Scommette sempre più su Reggio il presidente della Regione Roberto Occhiuto: «Resto fermamente convinto che questa parte della Calabria può essere il motore di sviluppo di tutta la regione, per il porto di Gioia Tauro, i Bronzi di Riace e ovviamente il Ponte sullo Stretto, un’opera straordinaria dal punto di vista ingegneristico ma anche attrattore di altre infrastrutture. Non sarà una cattedrale nel deserto». E qui Occhiuto richiama i tanti interventi programmati e finanziati per le strade di Reggio, rassicurando infine sul futuro dell’aeroporto e sul resto. «Finora abbiamo messo le fondamenta per ricostruire la Calabria, stiamo facendo grandi cose che si vedranno nei prossimi mesi».

TAJANI CONCLUDE CON L’ANNUNCIO: «PENSIAMO AD UN G7 IN CALABRIA»
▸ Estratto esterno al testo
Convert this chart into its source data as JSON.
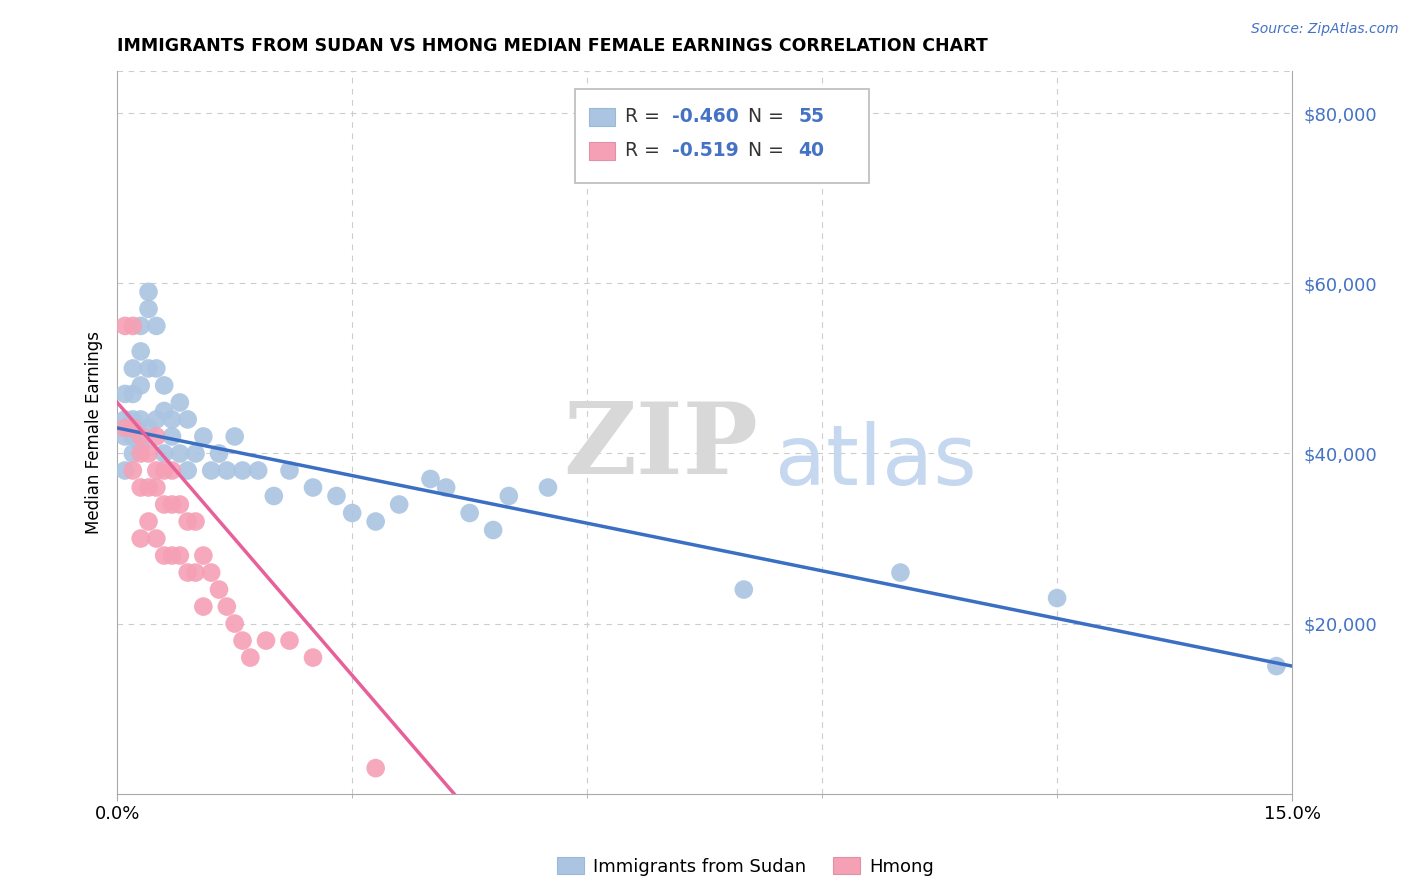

È Tajani a concludere, in primis con un annuncio: «Stiamo pensando di organizzare una riunione del G7 in Calabria». Quindi la situazione in casa Fi nel post Berlusconi: «Momento complicato, di passaggio. Non esiste un successore di Silvio, anche se dovremo eleggere la nuova guida del partito. Bisogna camminare tutti insieme per provare a realizzare i suoi sogni! Ognuno di voi è importante per la tenuta delle nostre idee sul territorio, e sono convinto che ce la faremo». E tra i sogni di Berlusconi proprio il Ponte era al primo posto: «Perché – così Tajani – lo costruiamo? Per la crescita del Paese, per rendere più competitive le nostre imprese e dunque per far crescere l’occupazione, il lavoro e far restare in Italia i nostri giovani».